KNCC will continue to operate as part of KUNR. Its local content is expected to debut in the fall after KUNR finds an Elko-based journalist to report for the station. Ideally, it will add more programming after raising the needed funds, Duggan said.
In addition to providing “bread-and-butter” news to the Elko community, Duggan said, the station will also expand KUNR’s ability to report on news across Nevada.
“Our mission here at KUNR is to educate our listeners about their community. Our community is our state, right?” Duggan said. “For people to really understand what’s going on on that side of the state, we need journalism from there.”
KNCC held an open house May 11 for its new studios on Great Basin College’s campus. Duggan said there are plans for another open house June 22 to encourage community interest in the station.
Stavitsky said that during the open house, he spoke to governmental and business leaders as well as members of Elko’s arts and educational communities. Some people he spoke to were in Elko when KNCC was first established and are excited to see the station expand, he said.

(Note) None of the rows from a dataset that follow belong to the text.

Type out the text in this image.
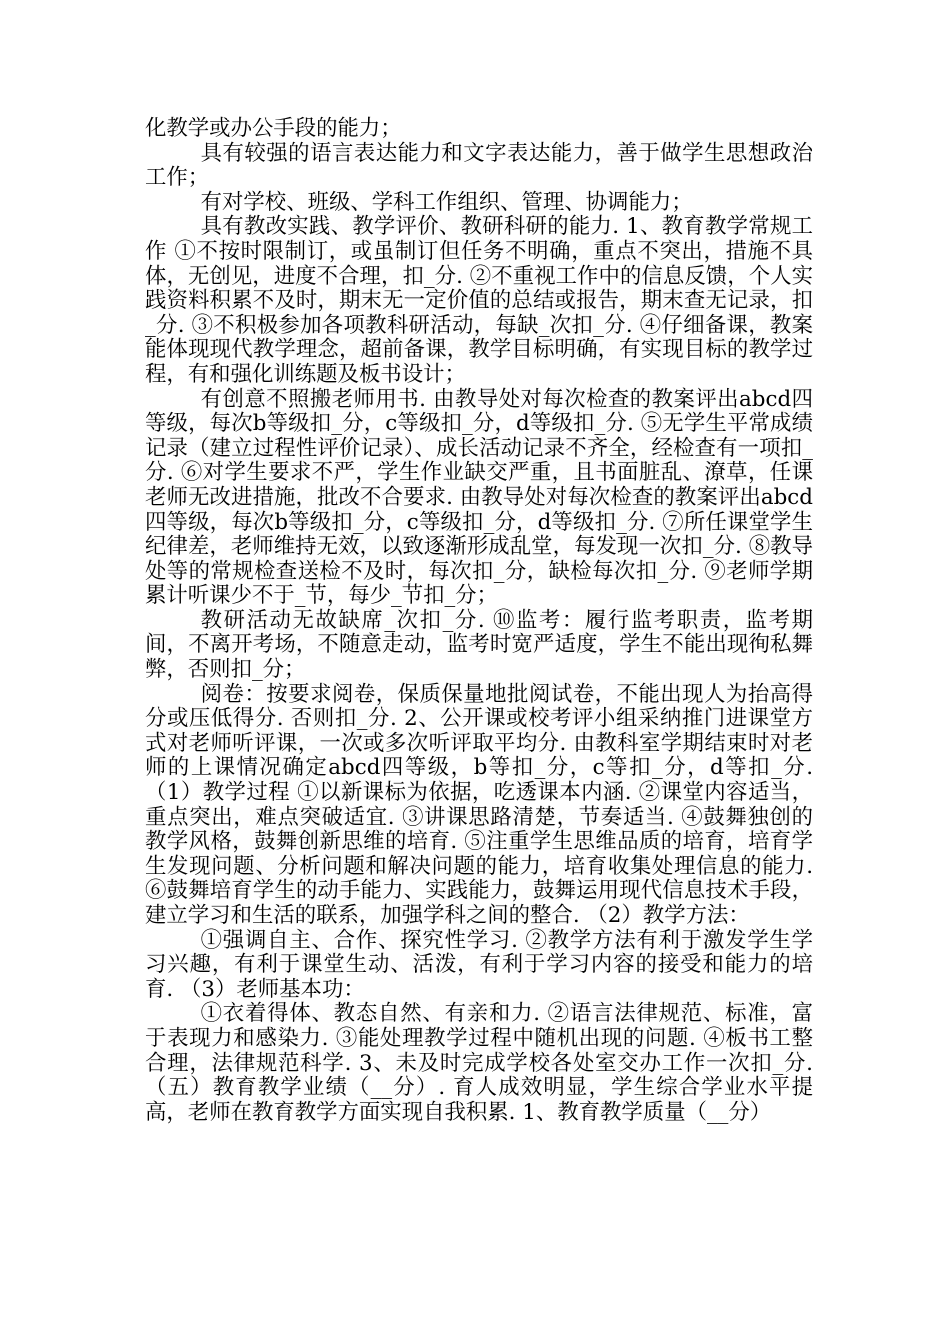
化教学或办公手段的能力；

具有较强的语言表达能力和文字表达能力，善于做学生思想政治工作；

有对学校、班级、学科工作组织、管理、协调能力；

具有教改实践、教学评价、教研科研的能力. 1、教育教学常规工作 ①不按时限制订，或虽制订但任务不明确，重点不突出，措施不具体，无创见，进度不合理，扣_分. ②不重视工作中的信息反馈，个人实践资料积累不及时，期末无一定价值的总结或报告，期末查无记录，扣_分. ③不积极参加各项教科研活动，每缺_次扣_分. ④仔细备课，教案能体现现代教学理念，超前备课，教学目标明确，有实现目标的教学过程，有和强化训练题及板书设计；

有创意不照搬老师用书. 由教导处对每次检查的教案评出abcd四等级，每次b等级扣_分，c等级扣_分，d等级扣_分. ⑤无学生平常成绩记录（建立过程性评价记录）、成长活动记录不齐全，经检查有一项扣_分. ⑥对学生要求不严，学生作业缺交严重，且书面脏乱、潦草，任课老师无改进措施，批改不合要求. 由教导处对每次检查的教案评出abcd四等级，每次b等级扣_分，c等级扣_分，d等级扣_分. ⑦所任课堂学生纪律差，老师维持无效，以致逐渐形成乱堂，每发现一次扣_分. ⑧教导处等的常规检查送检不及时，每次扣_分，缺检每次扣_分. ⑨老师学期累计听课少不于_节，每少_节扣_分；

教研活动无故缺席_次扣_分. ⑩监考：履行监考职责，监考期间，不离开考场，不随意走动，监考时宽严适度，学生不能出现徇私舞弊，否则扣_分；

阅卷：按要求阅卷，保质保量地批阅试卷，不能出现人为抬高得分或压低得分. 否则扣_分. 2、公开课或校考评小组采纳推门进课堂方式对老师听评课，一次或多次听评取平均分. 由教科室学期结束时对老师的上课情况确定abcd四等级，b等扣_分，c等扣_分，d等扣_分. （1）教学过程 ①以新课标为依据，吃透课本内涵. ②课堂内容适当，重点突出，难点突破适宜. ③讲课思路清楚，节奏适当. ④鼓舞独创的教学风格，鼓舞创新思维的培育. ⑤注重学生思维品质的培育，培育学生发现问题、分析问题和解决问题的能力，培育收集处理信息的能力. ⑥鼓舞培育学生的动手能力、实践能力，鼓舞运用现代信息技术手段，建立学习和生活的联系，加强学科之间的整合. （2）教学方法：

①强调自主、合作、探究性学习. ②教学方法有利于激发学生学习兴趣，有利于课堂生动、活泼，有利于学习内容的接受和能力的培育. （3）老师基本功：

①衣着得体、教态自然、有亲和力. ②语言法律规范、标准，富于表现力和感染力. ③能处理教学过程中随机出现的问题. ④板书工整合理，法律规范科学. 3、未及时完成学校各处室交办工作一次扣_分. （五）教育教学业绩（__分）. 育人成效明显，学生综合学业水平提高，老师在教育教学方面实现自我积累. 1、教育教学质量（__分）
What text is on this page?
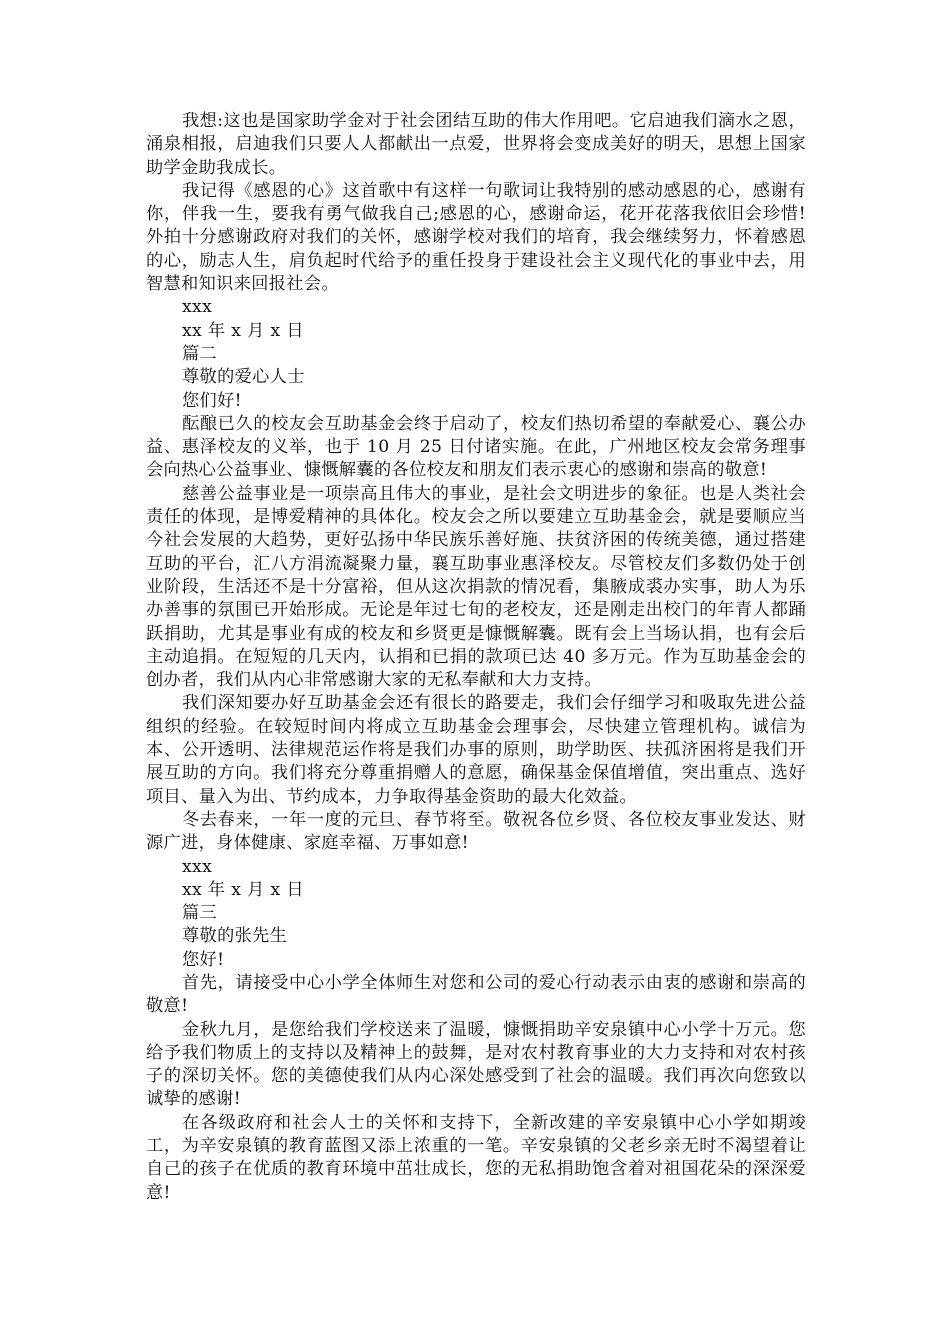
我想:这也是国家助学金对于社会团结互助的伟大作用吧。它启迪我们滴水之恩，涌泉相报，启迪我们只要人人都献出一点爱，世界将会变成美好的明天，思想上国家助学金助我成长。

我记得《感恩的心》这首歌中有这样一句歌词让我特别的感动感恩的心，感谢有你，伴我一生，要我有勇气做我自己;感恩的心，感谢命运，花开花落我依旧会珍惜!外拍十分感谢政府对我们的关怀，感谢学校对我们的培育，我会继续努力，怀着感恩的心，励志人生，肩负起时代给予的重任投身于建设社会主义现代化的事业中去，用智慧和知识来回报社会。

xxx

xx 年 x 月 x 日

篇二

尊敬的爱心人士

您们好!

酝酿已久的校友会互助基金会终于启动了，校友们热切希望的奉献爱心、襄公办益、惠泽校友的义举，也于 10 月 25 日付诸实施。在此，广州地区校友会常务理事会向热心公益事业、慷慨解囊的各位校友和朋友们表示衷心的感谢和崇高的敬意!

慈善公益事业是一项崇高且伟大的事业，是社会文明进步的象征。也是人类社会责任的体现，是博爱精神的具体化。校友会之所以要建立互助基金会，就是要顺应当今社会发展的大趋势，更好弘扬中华民族乐善好施、扶贫济困的传统美德，通过搭建互助的平台，汇八方涓流凝聚力量，襄互助事业惠泽校友。尽管校友们多数仍处于创业阶段，生活还不是十分富裕，但从这次捐款的情况看，集腋成裘办实事，助人为乐办善事的氛围已开始形成。无论是年过七旬的老校友，还是刚走出校门的年青人都踊跃捐助，尤其是事业有成的校友和乡贤更是慷慨解囊。既有会上当场认捐，也有会后主动追捐。在短短的几天内，认捐和已捐的款项已达 40 多万元。作为互助基金会的创办者，我们从内心非常感谢大家的无私奉献和大力支持。

我们深知要办好互助基金会还有很长的路要走，我们会仔细学习和吸取先进公益组织的经验。在较短时间内将成立互助基金会理事会，尽快建立管理机构。诚信为本、公开透明、法律规范运作将是我们办事的原则，助学助医、扶孤济困将是我们开展互助的方向。我们将充分尊重捐赠人的意愿，确保基金保值增值，突出重点、选好项目、量入为出、节约成本，力争取得基金资助的最大化效益。

冬去春来，一年一度的元旦、春节将至。敬祝各位乡贤、各位校友事业发达、财源广进，身体健康、家庭幸福、万事如意!

xxx

xx 年 x 月 x 日

篇三

尊敬的张先生

您好!

首先，请接受中心小学全体师生对您和公司的爱心行动表示由衷的感谢和崇高的敬意!

金秋九月，是您给我们学校送来了温暖，慷慨捐助辛安泉镇中心小学十万元。您给予我们物质上的支持以及精神上的鼓舞，是对农村教育事业的大力支持和对农村孩子的深切关怀。您的美德使我们从内心深处感受到了社会的温暖。我们再次向您致以诚挚的感谢!

在各级政府和社会人士的关怀和支持下，全新改建的辛安泉镇中心小学如期竣工，为辛安泉镇的教育蓝图又添上浓重的一笔。辛安泉镇的父老乡亲无时不渴望着让自己的孩子在优质的教育环境中茁壮成长，您的无私捐助饱含着对祖国花朵的深深爱意!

“It’s been very rewarding to see how the Elko community has welcomed this project,” Stavitsky said.
Gail Rappa, coordinator for GBC’s Humanities Center, attended the first open house and said there was mutual excitement for a potential partnership between the center and KNCC.
The center provides humanities-focused discussions, presentations and performances to the Elko community. Rappa said she hopes KNCC will not just promote those events but also offer its own programming focused on arts and humanities in rural communities.
The Humanities Center aims to “change the perception of what it means to live in a rural area,” Rappa said. She feels the station can be a tool towards that goal.
“We can only benefit from more local programming, whether it’s arts and humanities or news or whatever direction they’re going to focus on,” Rappa said. “And I think the more that we can give a voice to our local citizens and also our local talent, the better that we can represent the diversity in the rural areas to our nonrural neighbors.”